"Happiness is letting go of what you think your life is supposed to look like and celebrating it for everything that it is." - Mandy Hale
This is one of the most humbling lessons I've had to learn for two reasons:
1.) Expectations are complicated.
2.) Letting go is hard.
Sometimes it's still easy to lapse into bitterness. I'm currently preparing to take what feels like a giant step forward into the future I never planned for. A future I know little about and certainly didn't ask for. This is where the bitterness comes in: when it feels hard and scary and overwhelming, it's easy to dissolve into but I shouldn't have to be dealing with this. This wasn't supposed to happen. It's not fair.
And it's not.
Something my sister said to me early on that has stuck with me ever since is that dreams can change. I know now that there is hope here; but for a long time it felt like my dreams were falling apart and being taken from me against my will. My dreams of being a wife and a mother suddenly became question marks. Dreams of happily ever after felt nonexistent. I was afraid to hope for second chances, because they were second chances I never in a million years believed I'd need.
This time last year I couldn't imagine ever really being happy again. Now, though, I'm happier than I can ever remember being. I regularly experience a joy I didn't ever believe was attainable for me. And I'm just getting started. I've found such beauty and freedom in learning letting go of old dreams and daring to dream new ones. It has been messy and painful and healing all at once. And now I can appreciate that I've got a lot of life ahead of me, and I get to make it up as I go.

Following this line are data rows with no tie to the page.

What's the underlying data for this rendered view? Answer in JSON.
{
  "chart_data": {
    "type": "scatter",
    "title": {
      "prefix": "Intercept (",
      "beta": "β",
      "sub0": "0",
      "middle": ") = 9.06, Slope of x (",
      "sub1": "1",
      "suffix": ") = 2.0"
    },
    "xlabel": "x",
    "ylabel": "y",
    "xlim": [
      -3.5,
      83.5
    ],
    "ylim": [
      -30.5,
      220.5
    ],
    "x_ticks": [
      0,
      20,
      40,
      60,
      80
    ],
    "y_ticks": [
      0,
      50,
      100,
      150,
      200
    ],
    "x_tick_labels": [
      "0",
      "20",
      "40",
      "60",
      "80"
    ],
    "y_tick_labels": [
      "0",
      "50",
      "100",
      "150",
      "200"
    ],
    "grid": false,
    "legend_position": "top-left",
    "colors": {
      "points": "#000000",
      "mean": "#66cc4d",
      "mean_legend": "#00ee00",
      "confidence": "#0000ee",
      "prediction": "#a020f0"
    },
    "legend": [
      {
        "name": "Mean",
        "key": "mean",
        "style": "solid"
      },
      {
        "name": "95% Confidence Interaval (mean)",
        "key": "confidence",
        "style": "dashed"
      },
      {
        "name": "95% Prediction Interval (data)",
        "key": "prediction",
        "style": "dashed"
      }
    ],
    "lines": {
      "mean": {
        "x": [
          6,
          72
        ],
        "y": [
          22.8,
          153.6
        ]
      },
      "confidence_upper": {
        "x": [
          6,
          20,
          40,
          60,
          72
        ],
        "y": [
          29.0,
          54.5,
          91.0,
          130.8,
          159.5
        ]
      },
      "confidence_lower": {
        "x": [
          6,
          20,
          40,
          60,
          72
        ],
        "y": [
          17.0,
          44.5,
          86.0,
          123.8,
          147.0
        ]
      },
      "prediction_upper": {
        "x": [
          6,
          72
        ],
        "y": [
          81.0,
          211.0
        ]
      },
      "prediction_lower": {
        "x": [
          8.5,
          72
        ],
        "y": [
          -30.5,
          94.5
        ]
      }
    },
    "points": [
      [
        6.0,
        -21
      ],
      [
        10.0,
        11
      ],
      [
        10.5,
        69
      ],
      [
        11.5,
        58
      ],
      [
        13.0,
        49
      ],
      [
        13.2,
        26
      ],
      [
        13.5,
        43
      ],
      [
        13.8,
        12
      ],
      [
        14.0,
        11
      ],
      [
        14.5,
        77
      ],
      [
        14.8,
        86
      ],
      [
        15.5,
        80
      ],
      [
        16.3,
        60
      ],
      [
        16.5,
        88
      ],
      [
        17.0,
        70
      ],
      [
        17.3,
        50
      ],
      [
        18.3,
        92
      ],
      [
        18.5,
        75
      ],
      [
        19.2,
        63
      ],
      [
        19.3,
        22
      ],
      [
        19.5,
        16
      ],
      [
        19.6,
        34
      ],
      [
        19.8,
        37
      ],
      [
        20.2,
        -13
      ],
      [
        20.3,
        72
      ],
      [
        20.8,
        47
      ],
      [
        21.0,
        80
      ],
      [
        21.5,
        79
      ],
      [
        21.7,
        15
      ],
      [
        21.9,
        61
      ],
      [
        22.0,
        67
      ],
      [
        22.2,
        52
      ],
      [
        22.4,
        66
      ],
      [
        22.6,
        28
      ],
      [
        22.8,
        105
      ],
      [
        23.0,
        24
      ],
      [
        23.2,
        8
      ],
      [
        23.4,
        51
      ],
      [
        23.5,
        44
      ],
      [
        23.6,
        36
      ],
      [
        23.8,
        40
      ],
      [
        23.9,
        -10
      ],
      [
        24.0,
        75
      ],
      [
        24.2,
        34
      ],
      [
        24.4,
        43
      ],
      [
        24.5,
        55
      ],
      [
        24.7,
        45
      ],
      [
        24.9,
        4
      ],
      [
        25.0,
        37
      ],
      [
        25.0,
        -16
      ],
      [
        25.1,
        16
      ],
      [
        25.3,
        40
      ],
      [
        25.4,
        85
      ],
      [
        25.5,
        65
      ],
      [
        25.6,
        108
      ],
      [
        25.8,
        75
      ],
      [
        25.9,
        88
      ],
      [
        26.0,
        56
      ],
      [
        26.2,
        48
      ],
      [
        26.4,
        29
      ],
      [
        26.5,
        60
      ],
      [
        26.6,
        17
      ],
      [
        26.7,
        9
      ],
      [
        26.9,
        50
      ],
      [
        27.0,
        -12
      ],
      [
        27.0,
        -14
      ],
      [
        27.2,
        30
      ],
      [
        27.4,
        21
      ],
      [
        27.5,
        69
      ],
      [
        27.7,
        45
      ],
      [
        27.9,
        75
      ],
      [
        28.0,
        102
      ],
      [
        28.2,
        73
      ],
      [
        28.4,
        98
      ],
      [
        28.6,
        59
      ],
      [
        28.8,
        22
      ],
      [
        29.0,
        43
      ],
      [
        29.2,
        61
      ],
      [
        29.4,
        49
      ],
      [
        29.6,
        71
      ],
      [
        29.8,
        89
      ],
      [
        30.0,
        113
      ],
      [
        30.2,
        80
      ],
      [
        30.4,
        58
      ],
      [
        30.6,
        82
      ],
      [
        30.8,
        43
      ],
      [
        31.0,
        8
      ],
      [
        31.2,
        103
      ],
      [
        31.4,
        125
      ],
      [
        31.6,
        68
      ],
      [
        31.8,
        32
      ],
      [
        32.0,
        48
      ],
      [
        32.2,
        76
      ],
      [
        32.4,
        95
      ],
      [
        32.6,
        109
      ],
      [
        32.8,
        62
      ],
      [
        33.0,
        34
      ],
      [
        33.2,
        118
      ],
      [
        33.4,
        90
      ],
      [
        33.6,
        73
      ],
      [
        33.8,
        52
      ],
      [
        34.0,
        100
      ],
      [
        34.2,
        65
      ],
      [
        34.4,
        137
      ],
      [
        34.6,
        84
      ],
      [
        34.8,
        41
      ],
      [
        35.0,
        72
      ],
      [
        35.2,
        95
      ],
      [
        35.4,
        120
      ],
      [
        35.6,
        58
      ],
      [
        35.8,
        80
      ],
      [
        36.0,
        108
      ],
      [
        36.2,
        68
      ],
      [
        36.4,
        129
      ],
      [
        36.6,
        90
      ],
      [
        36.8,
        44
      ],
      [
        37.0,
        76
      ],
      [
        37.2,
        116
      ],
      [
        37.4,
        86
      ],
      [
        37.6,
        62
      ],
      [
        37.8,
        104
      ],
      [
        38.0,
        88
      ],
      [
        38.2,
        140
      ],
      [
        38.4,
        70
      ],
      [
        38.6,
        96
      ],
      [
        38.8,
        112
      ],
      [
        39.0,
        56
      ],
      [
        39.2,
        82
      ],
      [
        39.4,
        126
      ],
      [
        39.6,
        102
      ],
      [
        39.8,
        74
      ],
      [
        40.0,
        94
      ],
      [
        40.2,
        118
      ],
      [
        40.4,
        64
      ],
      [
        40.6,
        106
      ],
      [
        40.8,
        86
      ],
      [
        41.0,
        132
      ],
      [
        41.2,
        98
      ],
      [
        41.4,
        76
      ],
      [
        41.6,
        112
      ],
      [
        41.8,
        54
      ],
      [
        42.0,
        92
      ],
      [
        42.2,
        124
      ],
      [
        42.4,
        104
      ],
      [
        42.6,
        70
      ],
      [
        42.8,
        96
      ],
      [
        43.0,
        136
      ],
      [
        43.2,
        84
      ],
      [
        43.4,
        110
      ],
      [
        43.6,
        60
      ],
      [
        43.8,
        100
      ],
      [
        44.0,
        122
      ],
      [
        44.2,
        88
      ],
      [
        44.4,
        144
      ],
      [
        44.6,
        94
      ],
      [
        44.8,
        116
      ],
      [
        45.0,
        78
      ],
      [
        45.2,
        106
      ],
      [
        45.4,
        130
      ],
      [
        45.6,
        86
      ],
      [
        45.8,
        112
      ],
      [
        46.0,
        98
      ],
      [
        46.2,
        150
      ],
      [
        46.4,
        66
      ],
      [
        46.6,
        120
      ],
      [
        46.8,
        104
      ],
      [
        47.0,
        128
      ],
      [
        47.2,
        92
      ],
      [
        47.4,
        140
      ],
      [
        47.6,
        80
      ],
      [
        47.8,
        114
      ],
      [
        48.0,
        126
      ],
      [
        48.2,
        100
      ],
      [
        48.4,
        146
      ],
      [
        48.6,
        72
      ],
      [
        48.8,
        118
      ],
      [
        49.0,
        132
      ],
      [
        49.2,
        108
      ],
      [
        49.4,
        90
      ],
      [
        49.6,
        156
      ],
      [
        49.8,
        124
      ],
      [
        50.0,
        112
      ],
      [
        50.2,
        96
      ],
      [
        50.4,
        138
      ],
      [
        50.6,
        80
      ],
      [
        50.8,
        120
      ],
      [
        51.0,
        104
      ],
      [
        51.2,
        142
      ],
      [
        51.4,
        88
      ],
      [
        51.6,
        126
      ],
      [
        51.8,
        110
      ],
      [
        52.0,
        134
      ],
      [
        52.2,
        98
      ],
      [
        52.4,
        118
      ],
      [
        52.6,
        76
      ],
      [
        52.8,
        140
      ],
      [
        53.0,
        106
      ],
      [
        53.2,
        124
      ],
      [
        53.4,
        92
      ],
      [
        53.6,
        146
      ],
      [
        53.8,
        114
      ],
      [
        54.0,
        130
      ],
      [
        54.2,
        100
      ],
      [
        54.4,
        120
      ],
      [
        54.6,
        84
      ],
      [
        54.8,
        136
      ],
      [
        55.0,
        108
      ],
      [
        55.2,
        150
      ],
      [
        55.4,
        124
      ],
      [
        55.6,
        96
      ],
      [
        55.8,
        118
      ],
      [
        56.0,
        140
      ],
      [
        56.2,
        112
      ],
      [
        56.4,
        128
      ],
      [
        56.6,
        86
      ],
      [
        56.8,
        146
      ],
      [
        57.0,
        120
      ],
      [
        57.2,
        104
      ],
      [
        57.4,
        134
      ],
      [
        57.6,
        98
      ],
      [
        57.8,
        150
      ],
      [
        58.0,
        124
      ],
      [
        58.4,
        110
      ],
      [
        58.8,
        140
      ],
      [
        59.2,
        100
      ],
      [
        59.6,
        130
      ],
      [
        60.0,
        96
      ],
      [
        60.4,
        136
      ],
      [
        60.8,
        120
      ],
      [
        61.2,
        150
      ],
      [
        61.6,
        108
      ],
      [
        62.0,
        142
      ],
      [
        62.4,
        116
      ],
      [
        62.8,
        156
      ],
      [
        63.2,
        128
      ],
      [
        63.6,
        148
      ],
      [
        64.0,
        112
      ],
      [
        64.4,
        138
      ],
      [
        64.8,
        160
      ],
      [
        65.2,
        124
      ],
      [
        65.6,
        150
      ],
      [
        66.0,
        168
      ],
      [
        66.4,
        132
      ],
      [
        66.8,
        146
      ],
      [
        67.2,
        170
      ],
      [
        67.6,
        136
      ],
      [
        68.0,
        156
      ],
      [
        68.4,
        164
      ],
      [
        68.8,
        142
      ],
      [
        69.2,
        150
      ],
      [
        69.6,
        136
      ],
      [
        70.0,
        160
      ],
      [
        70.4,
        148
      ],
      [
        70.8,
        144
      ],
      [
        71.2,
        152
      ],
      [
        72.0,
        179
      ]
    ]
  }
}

For so long I've lived in this tension that is aftermath and transition. It occurred to me recently that for the first time in almost two years, I'm not actually transitioning anymore. I've adapted to life after trauma, and now I'm just living it. I don't have to keep thinking of myself and my life in terms of my past. It doesn't have to be my time stamp or reference point anymore. I'm ready to let it go and leave it behind me where it belongs.
Granted, things will still come up. I'll meet them when they do. Until then, it's full speed ahead into the big, beautiful unknown that's waiting for me.
And I get to do whatever I want with it. Dreamy, right?